Towards Training One-Step Diffusion Models Without Distillation
This work addresses the inefficiency of two-stage training pipelines in diffusion models for machine learning practitioners, though it is incremental as it still depends on teacher initialization.
The paper tackles the problem of training one-step diffusion models without relying on distillation from a teacher model, showing that new training methods can outperform teacher-guided approaches while still requiring teacher weight initialization for feature representation benefits.

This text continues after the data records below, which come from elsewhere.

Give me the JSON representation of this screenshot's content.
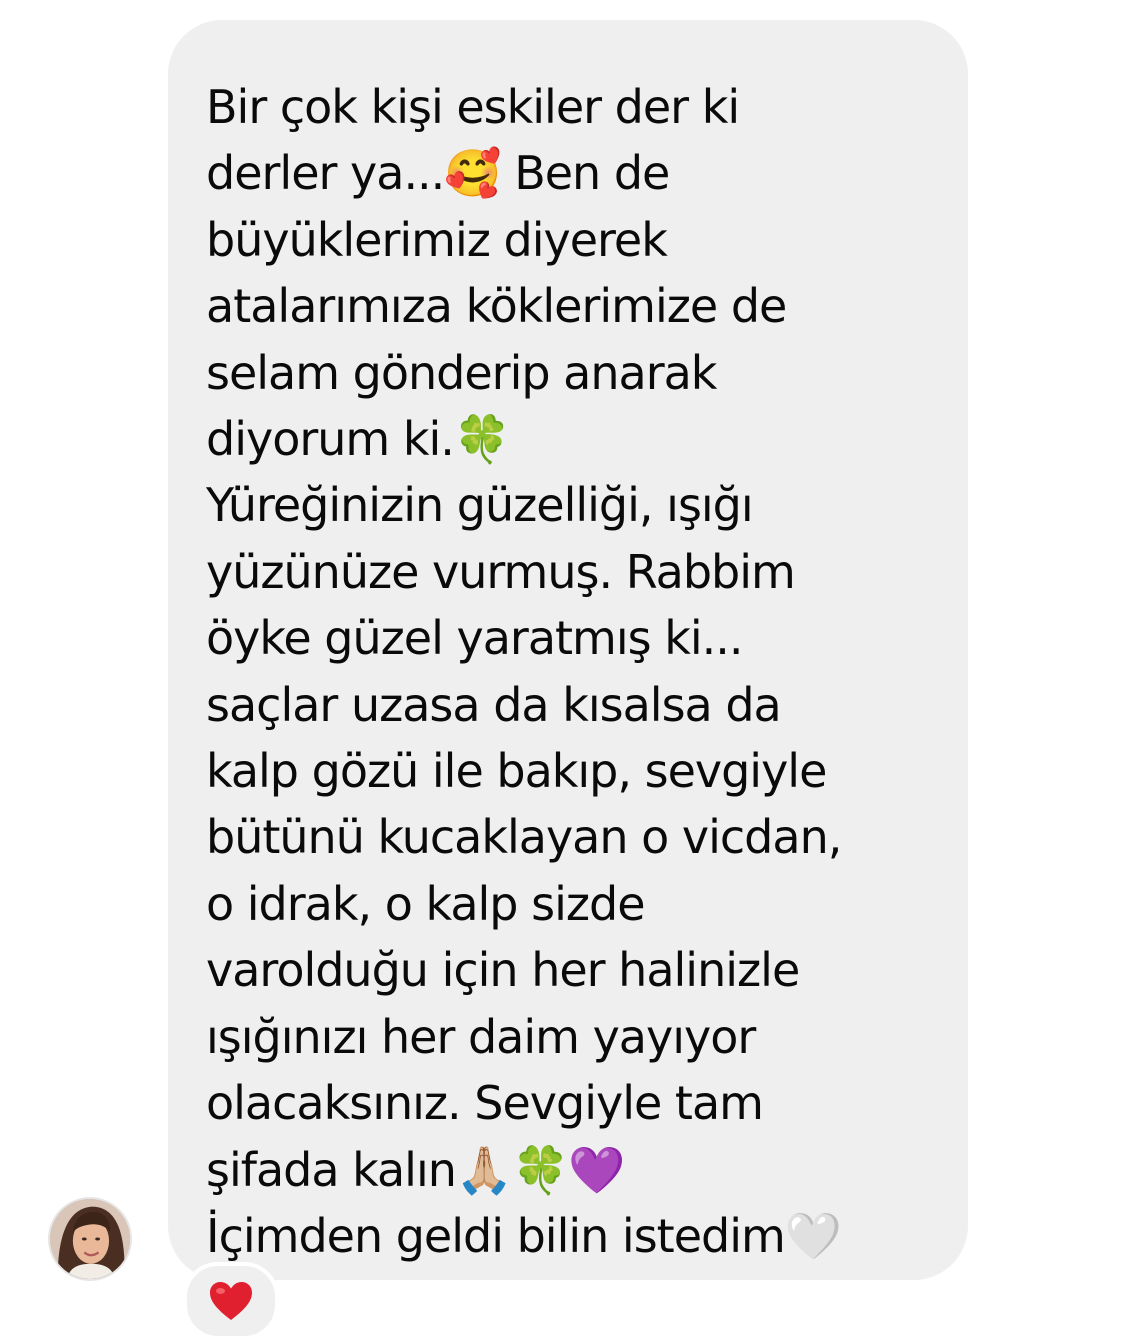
{
  "conversation": {
    "message": {
      "text": "Bir çok kişi eskiler der ki\nderler ya...🥰 Ben de\nbüyüklerimiz diyerek\natalarımıza köklerimize de\nselam gönderip anarak\ndiyorum ki.🍀\nYüreğinizin güzelliği, ışığı\nyüzünüze vurmuş. Rabbim\nöyke güzel yaratmış ki...\nsaçlar uzasa da kısalsa da\nkalp gözü ile bakıp, sevgiyle\nbütünü kucaklayan o vicdan,\no idrak, o kalp sizde\nvarolduğu için her halinizle\nışığınızı her daim yayıyor\nolacaksınız. Sevgiyle tam\nşifada kalın🙏🏼🍀💜\nİçimden geldi bilin istedim🤍",
      "bubble_color": "#efefef",
      "text_color": "#0a0a0a"
    },
    "sender": {
      "avatar_icon": "profile-photo"
    },
    "reaction": {
      "icon": "red-heart-icon",
      "color": "#e0202e"
    }
  }
}
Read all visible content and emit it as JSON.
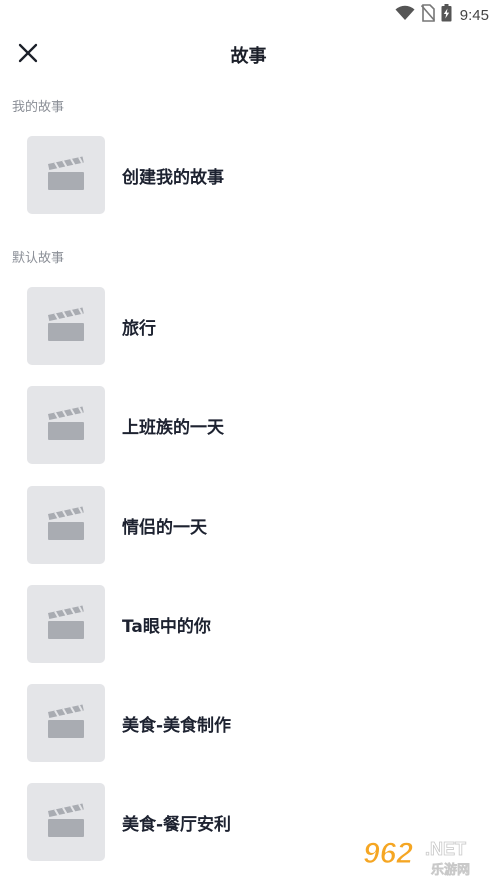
{
  "status_bar": {
    "time": "9:45",
    "icons": [
      "wifi-icon",
      "no-sim-icon",
      "battery-charging-icon"
    ]
  },
  "header": {
    "title": "故事",
    "close_icon": "close-icon"
  },
  "sections": {
    "mine": {
      "label": "我的故事",
      "items": [
        {
          "label": "创建我的故事",
          "icon": "clapperboard-icon"
        }
      ]
    },
    "default": {
      "label": "默认故事",
      "items": [
        {
          "label": "旅行",
          "icon": "clapperboard-icon"
        },
        {
          "label": "上班族的一天",
          "icon": "clapperboard-icon"
        },
        {
          "label": "情侣的一天",
          "icon": "clapperboard-icon"
        },
        {
          "label": "Ta眼中的你",
          "icon": "clapperboard-icon"
        },
        {
          "label": "美食-美食制作",
          "icon": "clapperboard-icon"
        },
        {
          "label": "美食-餐厅安利",
          "icon": "clapperboard-icon"
        }
      ]
    }
  },
  "watermark": {
    "number": "962",
    "suffix": ".NET",
    "subtitle": "乐游网"
  },
  "colors": {
    "thumb_bg": "#e4e5e8",
    "clapper_fill": "#a9acb2",
    "section_label": "#8b8f97",
    "title_text": "#1b1f29",
    "watermark_orange": "#f5a623"
  }
}
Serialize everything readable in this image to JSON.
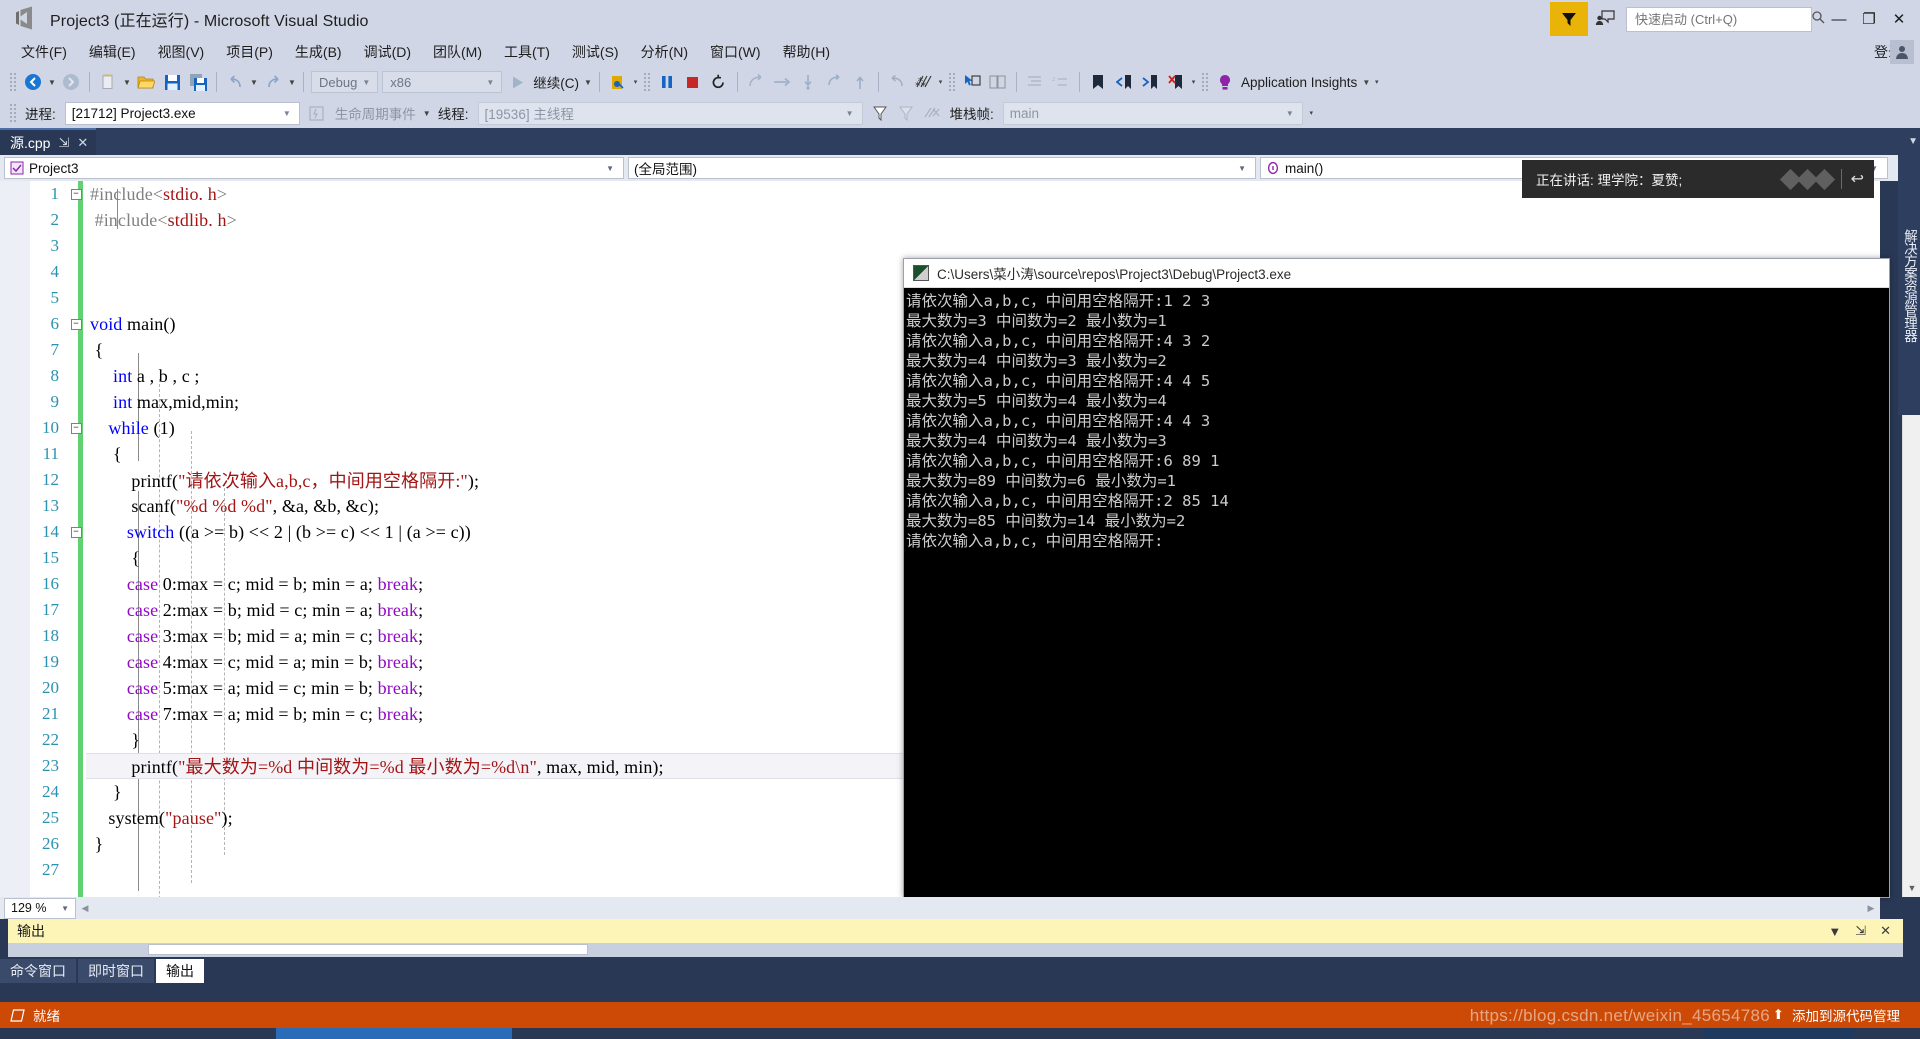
{
  "window": {
    "title": "Project3 (正在运行) - Microsoft Visual Studio",
    "logo_icon": "visual-studio-logo",
    "minimize_icon": "—",
    "maximize_icon": "❐",
    "close_icon": "✕"
  },
  "quick_launch": {
    "placeholder": "快速启动 (Ctrl+Q)",
    "value": "",
    "search_icon": "search-icon"
  },
  "feedback": {
    "filter_icon": "feedback-funnel-icon",
    "notify_icon": "send-feedback-icon"
  },
  "menu": {
    "items": [
      "文件(F)",
      "编辑(E)",
      "视图(V)",
      "项目(P)",
      "生成(B)",
      "调试(D)",
      "团队(M)",
      "工具(T)",
      "测试(S)",
      "分析(N)",
      "窗口(W)",
      "帮助(H)"
    ],
    "login_label": "登录",
    "account_icon": "account-avatar-icon"
  },
  "toolbar": {
    "nav_back_icon": "navigate-back-icon",
    "nav_forward_icon": "navigate-forward-icon",
    "new_item_icon": "new-item-icon",
    "open_icon": "open-folder-icon",
    "save_icon": "save-icon",
    "save_all_icon": "save-all-icon",
    "undo_icon": "undo-icon",
    "redo_icon": "redo-icon",
    "config_value": "Debug",
    "platform_value": "x86",
    "run_icon": "start-debug-icon",
    "continue_label": "继续(C)",
    "breakpoint_icon": "breakpoint-icon",
    "pause_icon": "pause-icon",
    "stop_icon": "stop-icon",
    "restart_icon": "restart-icon",
    "show_next_statement_icon": "show-next-statement-icon",
    "step_over_icon": "step-over-icon",
    "step_into_icon": "step-into-icon",
    "step_out_icon": "step-out-icon",
    "step_up_icon": "step-up-icon",
    "revert_icon": "revert-icon",
    "hex_icon": "hexadecimal-display-icon",
    "pointer_icon": "pointer-select-icon",
    "compare_icon": "compare-icon",
    "indent_icon": "indent-icon",
    "list_icon": "list-icon",
    "bookmark_icon": "bookmark-icon",
    "prev_bookmark_icon": "previous-bookmark-icon",
    "next_bookmark_icon": "next-bookmark-icon",
    "clear_bookmarks_icon": "clear-bookmarks-icon",
    "insights_icon": "application-insights-icon",
    "insights_label": "Application Insights"
  },
  "debugbar": {
    "process_label": "进程:",
    "process_value": "[21712] Project3.exe",
    "lifecycle_icon": "lifecycle-events-icon",
    "lifecycle_label": "生命周期事件",
    "thread_label": "线程:",
    "thread_value": "[19536] 主线程",
    "filter_icon": "thread-filter-icon",
    "filter2_icon": "thread-filter-clear-icon",
    "flag_icon": "flag-icon",
    "stackframe_label": "堆栈帧:",
    "stackframe_value": "main"
  },
  "document_tab": {
    "label": "源.cpp",
    "pin_icon": "pin-icon",
    "close_icon": "close-icon"
  },
  "navbar": {
    "project_icon": "project-icon",
    "project_value": "Project3",
    "scope_value": "(全局范围)",
    "member_icon": "method-icon",
    "member_value": "main()"
  },
  "editor": {
    "zoom_level": "129 %",
    "lines": [
      {
        "n": "1",
        "fold": "minus",
        "text": "#include<stdio. h>",
        "kind": "include"
      },
      {
        "n": "2",
        "fold": "bar",
        "text": "#include<stdlib. h>",
        "kind": "include"
      },
      {
        "n": "3",
        "fold": "",
        "text": ""
      },
      {
        "n": "4",
        "fold": "",
        "text": ""
      },
      {
        "n": "5",
        "fold": "",
        "text": ""
      },
      {
        "n": "6",
        "fold": "minus",
        "text": "void main()",
        "kind": "void-main"
      },
      {
        "n": "7",
        "fold": "",
        "text": "{",
        "indent": 1
      },
      {
        "n": "8",
        "fold": "",
        "text": "int a , b , c ;",
        "kind": "int-decl",
        "indent": 2
      },
      {
        "n": "9",
        "fold": "",
        "text": "int max,mid,min;",
        "kind": "int-decl2",
        "indent": 2
      },
      {
        "n": "10",
        "fold": "minus",
        "text": "while (1)",
        "kind": "while",
        "indent": 2
      },
      {
        "n": "11",
        "fold": "",
        "text": "{",
        "indent": 3
      },
      {
        "n": "12",
        "fold": "",
        "text": "printf(\"请依次输入a,b,c，中间用空格隔开:\");",
        "kind": "printf1",
        "indent": 4
      },
      {
        "n": "13",
        "fold": "",
        "text": "scanf(\"%d %d %d\", &a, &b, &c);",
        "kind": "scanf",
        "indent": 4
      },
      {
        "n": "14",
        "fold": "minus",
        "text": "switch ((a >= b) << 2 | (b >= c) << 1 | (a >= c))",
        "kind": "switch",
        "indent": 4
      },
      {
        "n": "15",
        "fold": "",
        "text": "{",
        "indent": 5
      },
      {
        "n": "16",
        "fold": "",
        "text": "case 0:max = c; mid = b; min = a; break;",
        "kind": "case",
        "indent": 4
      },
      {
        "n": "17",
        "fold": "",
        "text": "case 2:max = b; mid = c; min = a; break;",
        "kind": "case",
        "indent": 4
      },
      {
        "n": "18",
        "fold": "",
        "text": "case 3:max = b; mid = a; min = c; break;",
        "kind": "case",
        "indent": 4
      },
      {
        "n": "19",
        "fold": "",
        "text": "case 4:max = c; mid = a; min = b; break;",
        "kind": "case",
        "indent": 4
      },
      {
        "n": "20",
        "fold": "",
        "text": "case 5:max = a; mid = c; min = b; break;",
        "kind": "case",
        "indent": 4
      },
      {
        "n": "21",
        "fold": "",
        "text": "case 7:max = a; mid = b; min = c; break;",
        "kind": "case",
        "indent": 4
      },
      {
        "n": "22",
        "fold": "",
        "text": "}",
        "indent": 5
      },
      {
        "n": "23",
        "fold": "",
        "text": "printf(\"最大数为=%d 中间数为=%d 最小数为=%d\\n\", max, mid, min);",
        "kind": "printf2",
        "indent": 4,
        "current": true
      },
      {
        "n": "24",
        "fold": "",
        "text": "}",
        "indent": 3
      },
      {
        "n": "25",
        "fold": "",
        "text": "system(\"pause\");",
        "kind": "system",
        "indent": 2
      },
      {
        "n": "26",
        "fold": "",
        "text": "}",
        "indent": 1
      },
      {
        "n": "27",
        "fold": "",
        "text": ""
      }
    ]
  },
  "console": {
    "title": "C:\\Users\\菜小涛\\source\\repos\\Project3\\Debug\\Project3.exe",
    "icon": "console-window-icon",
    "lines": [
      "请依次输入a,b,c，中间用空格隔开:1 2 3",
      "最大数为=3 中间数为=2 最小数为=1",
      "请依次输入a,b,c，中间用空格隔开:4 3 2",
      "最大数为=4 中间数为=3 最小数为=2",
      "请依次输入a,b,c，中间用空格隔开:4 4 5",
      "最大数为=5 中间数为=4 最小数为=4",
      "请依次输入a,b,c，中间用空格隔开:4 4 3",
      "最大数为=4 中间数为=4 最小数为=3",
      "请依次输入a,b,c，中间用空格隔开:6 89 1",
      "最大数为=89 中间数为=6 最小数为=1",
      "请依次输入a,b,c，中间用空格隔开:2 85 14",
      "最大数为=85 中间数为=14 最小数为=2",
      "请依次输入a,b,c，中间用空格隔开:"
    ]
  },
  "toast": {
    "text": "正在讲话: 理学院：夏赞;",
    "reply_icon": "reply-arrow-icon",
    "diamond_icon": "diamond-logo-icon"
  },
  "solution_explorer_tab": {
    "label": "解决方案资源管理器",
    "caret_icon": "chevron-down-icon"
  },
  "output_pane": {
    "title": "输出",
    "dropdown_icon": "chevron-down-icon",
    "pin_icon": "pin-icon",
    "close_icon": "close-icon",
    "tabs": [
      {
        "label": "命令窗口",
        "active": false
      },
      {
        "label": "即时窗口",
        "active": false
      },
      {
        "label": "输出",
        "active": true
      }
    ]
  },
  "status_bar": {
    "icon": "source-control-icon",
    "text": "就绪",
    "right_text": "添加到源代码管理",
    "up_arrow_icon": "arrow-up-icon",
    "color": "#cc4a06"
  },
  "watermark": {
    "text": "https://blog.csdn.net/weixin_45654786"
  },
  "colors": {
    "chrome": "#d0d6e5",
    "accent_blue": "#2b91af",
    "keyword_blue": "#0000ff",
    "string_red": "#a31515",
    "control_purple": "#8f08c4",
    "changebar_green": "#62d172",
    "status_orange": "#cc4a06",
    "shell_dark": "#293955",
    "output_yellow": "#fdf5b8",
    "feedback_gold": "#eab308"
  }
}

Recent advances in training one-step diffusion models typically follow a two-stage pipeline: first training a teacher diffusion model and then distilling it into a one-step student model. This process often depends on both the teacher's score function for supervision and its weights for initializing the student model. In this paper, we explore whether one-step diffusion models can be trained directly without this distillation procedure. We introduce a family of new training methods that entirely forgo teacher score supervision, yet outperforms most teacher-guided distillation approaches. This suggests that score supervision is not essential for effective training of one-step diffusion models. However, we find that initializing the student model with the teacher's weights remains critical. Surprisingly, the key advantage of teacher initialization is not due to better latent-to-output mappings, but rather the rich set of feature representations across different noise levels that the teacher diffusion model provides. These insights take us one step closer towards training one-step diffusion models without distillation and provide a better understanding of the roles of teacher supervision and initialization in the distillation process.